In this case, the plaintiff, a dental implant company, entered into a contract with the University of Southern California (USC) to conduct a five-year clinical study of a patented dental implant. Following initial success of the clinical trial, USC failed to provide proper reports on the trials under the contract. Sargon sued USC for breach of contract. The trial court twice excluded Sargon's economic expert's testimony on future economic damages and Sargon's potential success and loss of profit based on the grounds that his testimony was too speculative. Sargon appealed the rulings and the Court of Appeal held that in both instances, the trial court erred by excluding the expert testimony. USC then appealed to the California Supreme Court.

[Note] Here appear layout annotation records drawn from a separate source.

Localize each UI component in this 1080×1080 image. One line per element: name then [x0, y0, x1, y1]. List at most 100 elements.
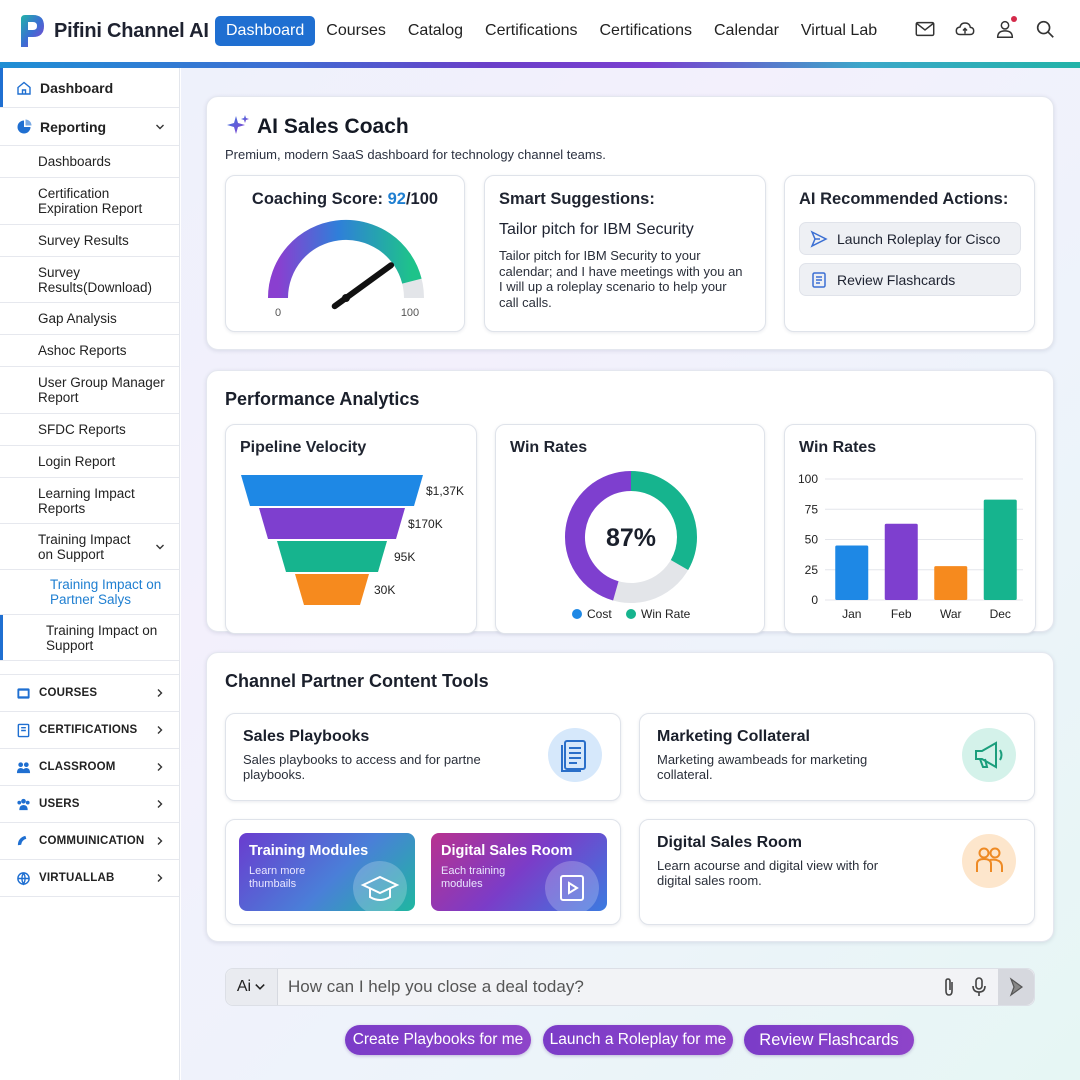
- nav-calendar[interactable]: Calendar: [713, 22, 779, 39]
- sidebar-item-dashboards[interactable]: Dashboards: [0, 146, 179, 178]
- active-indicator: [0, 68, 3, 107]
- win-rate-donut-card: Win Rates 87% Cost Win Rate: [495, 424, 765, 634]
- globe-icon: [17, 871, 30, 886]
- section-label: CLASSROOM: [39, 761, 116, 773]
- search-icon[interactable]: [1034, 18, 1056, 40]
- dsr-mini-desc: Each training modules: [441, 865, 506, 890]
- sidebar-item-survey-download[interactable]: Survey Results(Download): [0, 257, 179, 303]
- win-rate-bar-card: Win Rates 0 25 50 75 100 Jan Feb War Dec: [784, 424, 1036, 634]
- y-tick-label: 75: [805, 502, 819, 516]
- sidebar-item-cert-expiration[interactable]: Certification Expiration Report: [0, 178, 179, 225]
- nav-dashboard[interactable]: Dashboard: [215, 16, 316, 46]
- review-flashcards-button[interactable]: Review Flashcards: [799, 263, 1021, 296]
- nav-virtual-lab[interactable]: Virtual Lab: [800, 22, 878, 39]
- sidebar-item-label: Dashboard: [40, 79, 114, 96]
- user-icon[interactable]: [994, 16, 1017, 40]
- sidebar-section-courses[interactable]: COURSES: [0, 675, 179, 712]
- digital-sales-room-tile[interactable]: Digital Sales Room Each training modules: [431, 833, 607, 911]
- microphone-icon[interactable]: [968, 976, 990, 998]
- sidebar-section-communication[interactable]: COMMUINICATION: [0, 823, 179, 860]
- win-rate-bar-chart: 0 25 50 75 100 Jan Feb War Dec: [798, 472, 1023, 621]
- x-tick-label: Jan: [842, 607, 861, 621]
- bar-war: [934, 566, 968, 600]
- gauge-hub: [342, 294, 350, 302]
- launch-roleplay-button[interactable]: Launch Roleplay for Cisco: [799, 222, 1021, 255]
- chevron-right-icon: [157, 726, 163, 734]
- y-tick-label: 100: [798, 472, 818, 486]
- create-playbooks-button[interactable]: Create Playbooks for me: [345, 1025, 531, 1055]
- sidebar-item-ashoc-reports[interactable]: Ashoc Reports: [0, 335, 179, 367]
- cloud-icon[interactable]: [954, 18, 976, 40]
- review-flashcards-pill-button[interactable]: Review Flashcards: [744, 1025, 914, 1055]
- pie-chart-icon: [17, 119, 32, 133]
- nav-certifications-2[interactable]: Certifications: [599, 22, 692, 39]
- sidebar-item-dashboard[interactable]: Dashboard: [0, 68, 179, 108]
- funnel-stage-label: $1,37K: [426, 484, 464, 498]
- main-content: AI Sales Coach Premium, modern SaaS dash…: [181, 68, 1080, 1080]
- donut-segment-cost: [565, 471, 632, 601]
- sidebar-item-learning-impact[interactable]: Learning Impact Reports: [0, 478, 179, 524]
- pipeline-funnel-chart: $1,37K $170K 95K 30K: [241, 475, 464, 605]
- section-label: USERS: [39, 798, 80, 810]
- active-indicator: [0, 615, 3, 660]
- marketing-collateral-card[interactable]: Marketing Collateral Marketing awambeads…: [639, 713, 1035, 801]
- chevron-down-icon: [156, 544, 164, 549]
- digital-sales-room-card[interactable]: Digital Sales Room Learn acourse and dig…: [639, 819, 1035, 925]
- content-tools-panel: Channel Partner Content Tools Sales Play…: [206, 652, 1054, 942]
- ai-mode-dropdown[interactable]: Ai: [226, 969, 278, 1005]
- legend-label: Cost: [587, 607, 612, 621]
- win-rate-donut-title: Win Rates: [510, 439, 588, 456]
- gauge-fill: [267, 219, 422, 299]
- score-max: /100: [405, 190, 439, 208]
- sidebar-section-classroom[interactable]: CLASSROOM: [0, 749, 179, 786]
- app-title: Pifini Channel AI: [54, 19, 209, 42]
- media-modules-card: Training Modules Learn more thumbails Di…: [225, 819, 621, 925]
- nav-courses[interactable]: Courses: [326, 22, 386, 39]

The California Medical Association (CMA) filed an amicus brief with the California Supreme Court, arguing that the trial court thoroughly analyzed the expert opinion as required by the Evidence Code and determined that the expert opinion would not assist the jury in its fact-finding function. The brief focused on the evidentiary issues as they relate to expert witness opinion testimony offered to project future economic damages and to prove causation.
The California Supreme Court agreed with CMA and held that the trial court's "gatekeeper" function includes the duty to exclude speculative expert testimony on future economic damages. The court found that the trial court properly reviewed whether there was a reasoned basis to the expert's opinion and excluded the expert testimony after determining that the expert's methodology was too speculative.